David Marsh: China Gobbles Up Companies Across the World to Stem Osses
2015-09-08 IMIThe Official Monetary and Financial Institutions Forum (OMFIF) is a global financial think tank headquartered in London.David Marsh: Managing Director, Official Monetary and Financial Institutions Forum (OMFIF)
The record $94 billion decline in China’s foreign-exchange reserves in August, an amount larger than the official currency holdings of the U.K. or Canada, has commanded international headlines.
However, amid signs that Beijing is accelerating its build-up of foreign “real assets” in quoted and non-quoted equities, infrastructure and real estate, the People’s Bank of China’s official reserves are becoming a less important guide to the overall value of China’s wealth held abroad.
China sold some of its official dollar and euro holdings to support the renminbi during a volatile month for the China currency, marked by a loosening of its peg to the dollar, a long-foreseen move to make the renminbi more responsive to market developments.
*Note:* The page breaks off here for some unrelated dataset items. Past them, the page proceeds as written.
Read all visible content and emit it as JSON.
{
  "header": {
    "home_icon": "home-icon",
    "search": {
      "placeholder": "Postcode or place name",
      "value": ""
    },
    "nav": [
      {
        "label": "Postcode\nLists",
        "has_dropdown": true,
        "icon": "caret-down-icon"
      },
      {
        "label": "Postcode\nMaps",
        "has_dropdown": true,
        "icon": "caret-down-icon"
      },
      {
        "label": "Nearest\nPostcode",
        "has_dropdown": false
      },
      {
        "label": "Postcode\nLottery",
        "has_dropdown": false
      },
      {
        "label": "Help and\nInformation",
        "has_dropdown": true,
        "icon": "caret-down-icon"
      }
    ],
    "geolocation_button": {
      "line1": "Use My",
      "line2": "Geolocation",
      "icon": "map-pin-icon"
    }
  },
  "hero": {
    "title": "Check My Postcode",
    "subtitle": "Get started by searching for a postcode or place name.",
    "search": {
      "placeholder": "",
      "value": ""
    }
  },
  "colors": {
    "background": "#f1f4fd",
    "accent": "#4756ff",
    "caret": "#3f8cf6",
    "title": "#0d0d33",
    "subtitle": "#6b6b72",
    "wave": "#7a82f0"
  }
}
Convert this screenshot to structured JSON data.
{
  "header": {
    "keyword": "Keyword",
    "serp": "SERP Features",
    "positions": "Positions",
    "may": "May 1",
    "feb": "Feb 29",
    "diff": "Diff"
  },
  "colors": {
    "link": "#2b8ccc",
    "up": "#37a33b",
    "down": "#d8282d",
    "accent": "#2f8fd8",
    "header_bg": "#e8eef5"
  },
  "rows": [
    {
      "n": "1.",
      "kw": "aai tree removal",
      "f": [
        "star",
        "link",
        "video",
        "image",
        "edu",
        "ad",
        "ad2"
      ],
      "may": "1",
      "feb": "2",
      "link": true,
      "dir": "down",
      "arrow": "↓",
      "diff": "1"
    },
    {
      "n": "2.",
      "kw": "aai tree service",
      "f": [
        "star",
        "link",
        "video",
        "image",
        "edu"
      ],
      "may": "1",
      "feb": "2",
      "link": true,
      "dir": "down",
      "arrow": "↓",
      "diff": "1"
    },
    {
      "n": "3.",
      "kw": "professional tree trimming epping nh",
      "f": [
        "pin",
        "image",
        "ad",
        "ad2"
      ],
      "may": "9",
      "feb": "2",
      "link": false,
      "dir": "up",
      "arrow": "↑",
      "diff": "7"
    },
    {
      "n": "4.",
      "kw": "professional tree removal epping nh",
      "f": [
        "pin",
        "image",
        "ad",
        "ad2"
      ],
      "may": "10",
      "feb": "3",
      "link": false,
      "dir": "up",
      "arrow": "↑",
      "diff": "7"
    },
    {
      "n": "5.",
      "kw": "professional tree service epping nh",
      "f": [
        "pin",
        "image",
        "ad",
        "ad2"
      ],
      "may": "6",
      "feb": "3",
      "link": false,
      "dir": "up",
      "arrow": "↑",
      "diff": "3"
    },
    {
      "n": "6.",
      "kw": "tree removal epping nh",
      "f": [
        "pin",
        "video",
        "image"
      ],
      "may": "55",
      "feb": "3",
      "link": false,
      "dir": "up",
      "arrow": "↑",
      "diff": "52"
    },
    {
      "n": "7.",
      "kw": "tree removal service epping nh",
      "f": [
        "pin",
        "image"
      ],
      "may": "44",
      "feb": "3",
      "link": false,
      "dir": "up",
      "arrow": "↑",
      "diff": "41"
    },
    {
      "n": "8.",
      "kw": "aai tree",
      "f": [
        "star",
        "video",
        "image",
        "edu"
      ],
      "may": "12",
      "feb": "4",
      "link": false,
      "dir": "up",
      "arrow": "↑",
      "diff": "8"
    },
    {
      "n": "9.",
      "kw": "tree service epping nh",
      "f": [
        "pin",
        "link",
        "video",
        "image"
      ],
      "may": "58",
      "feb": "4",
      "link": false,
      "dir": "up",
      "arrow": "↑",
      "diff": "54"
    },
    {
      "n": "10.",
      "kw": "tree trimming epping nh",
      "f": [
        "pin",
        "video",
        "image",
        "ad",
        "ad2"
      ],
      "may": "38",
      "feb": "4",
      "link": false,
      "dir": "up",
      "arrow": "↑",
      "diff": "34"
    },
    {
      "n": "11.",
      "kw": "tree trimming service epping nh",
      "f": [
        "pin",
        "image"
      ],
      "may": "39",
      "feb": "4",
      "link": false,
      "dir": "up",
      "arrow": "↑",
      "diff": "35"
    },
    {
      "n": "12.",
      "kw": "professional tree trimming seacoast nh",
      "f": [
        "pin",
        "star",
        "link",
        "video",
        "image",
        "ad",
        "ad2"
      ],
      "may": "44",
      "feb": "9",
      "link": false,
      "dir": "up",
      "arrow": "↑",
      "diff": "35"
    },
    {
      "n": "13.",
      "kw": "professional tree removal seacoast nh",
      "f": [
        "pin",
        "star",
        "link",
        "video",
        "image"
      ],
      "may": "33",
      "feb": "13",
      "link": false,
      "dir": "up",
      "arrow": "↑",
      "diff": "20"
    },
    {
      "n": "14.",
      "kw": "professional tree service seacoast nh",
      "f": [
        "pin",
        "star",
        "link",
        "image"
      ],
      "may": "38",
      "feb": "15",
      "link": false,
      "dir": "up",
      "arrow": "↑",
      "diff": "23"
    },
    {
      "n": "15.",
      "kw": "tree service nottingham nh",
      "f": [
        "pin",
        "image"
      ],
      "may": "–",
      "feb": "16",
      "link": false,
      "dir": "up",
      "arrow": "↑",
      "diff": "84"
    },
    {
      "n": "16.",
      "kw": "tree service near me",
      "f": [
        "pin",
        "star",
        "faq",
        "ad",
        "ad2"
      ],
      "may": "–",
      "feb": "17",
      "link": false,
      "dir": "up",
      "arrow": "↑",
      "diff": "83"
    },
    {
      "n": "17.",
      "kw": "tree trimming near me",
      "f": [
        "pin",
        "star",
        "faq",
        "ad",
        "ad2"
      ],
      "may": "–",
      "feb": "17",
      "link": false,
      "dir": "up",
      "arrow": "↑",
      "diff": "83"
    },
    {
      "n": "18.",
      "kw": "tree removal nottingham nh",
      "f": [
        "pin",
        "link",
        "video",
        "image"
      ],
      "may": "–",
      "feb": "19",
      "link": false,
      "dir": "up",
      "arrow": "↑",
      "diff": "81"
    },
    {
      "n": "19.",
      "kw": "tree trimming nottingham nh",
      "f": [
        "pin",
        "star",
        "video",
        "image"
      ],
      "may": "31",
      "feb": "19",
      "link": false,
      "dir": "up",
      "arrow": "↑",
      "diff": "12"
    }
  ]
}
This took China’s official currency reserves to $3.6 trillion, down $400 billion from a peak in June 2014.
Volatility on Chinese stock markets is one of a series of factors helping drive funds out of the country. Far from being alarming, this is part of a generally healthy rebalancing of China’s net foreign assets. Foreign equity holdings by private- and public-sector companies are progressively taking over a larger share of China’s overall net foreign asset position, estimated at $1.8 trillion at the end of last year, making it the world’s second-largest net foreign creditor (behind Japan and ahead of Germany).
Significant signs of a portfolio shift are taking place in Europe, with Germany and the U.K. in the lead as most-coveted destinations for Chinese investments.
The state-owned Beijing Automotive Group is in talks with Germany’s Daimler about taking a “significant” stake in the Stuttgart-based company by the end of the year, which will almost certainly involve a sizable degree of technology transfer from Germany to China. Fosun, the Shanghai-based investor group, is negotiating to take over the troubled Frankfurt BHF-Bank in a contested deal, shortly after it acquired the private bank Hauck, a competitor institution also based in Frankfurt. The U.K. has become an attractive home for Chinese asset managers building real estate and infrastructure holdings, with an estimated 11.7 billion pounds spent acquiring stakes in U.K. businesses over the past decade.
According to industry figures, between 2000 and 2014 Chinese companies spent 46 billion euros on more than 1,000 direct investments across the European Union, with most deals struck since the 2009 financial crisis.
The pickup in interest in “real assets” demonstrates how Beijing has reacted to a lamentable track record in making returns from its more conventional holdings. A research paper from the Basel-based central bankers’ bank, the Bank for International Settlements, in September 2013 underlined how China and Germany recorded entirely different performances in their overall foreign investments over the past 15 years.
Although Germany’s net assets have been on average lower than China’s, it made consistent annual returns since 2005 of between 5% and 6% of its net international asset position, according to the BIS paper, while China turned in regular annual losses averaging around 3% to 4% of its asset position since 2008.
The BIS experts ascribe this to two overriding reasons. First, the official sector — both government entities and the central bank — accounts for a much greater percentage of internationally held assets in China than in Germany. Second, and more importantly, China’s net investments have been substantially geared to other countries’ (mainly the U.S.’s) debt instruments, whereas Germany has been orientated far more toward portfolio investments in equities and in direct investments, often denominated in its own currency, the euro.
There is strong evidence from many quarters that the Chinese authorities are taking steps to gear the country’s overall foreign portfolio into a greater proportion of equities and equity-like instruments, and that the trend may well be accelerating.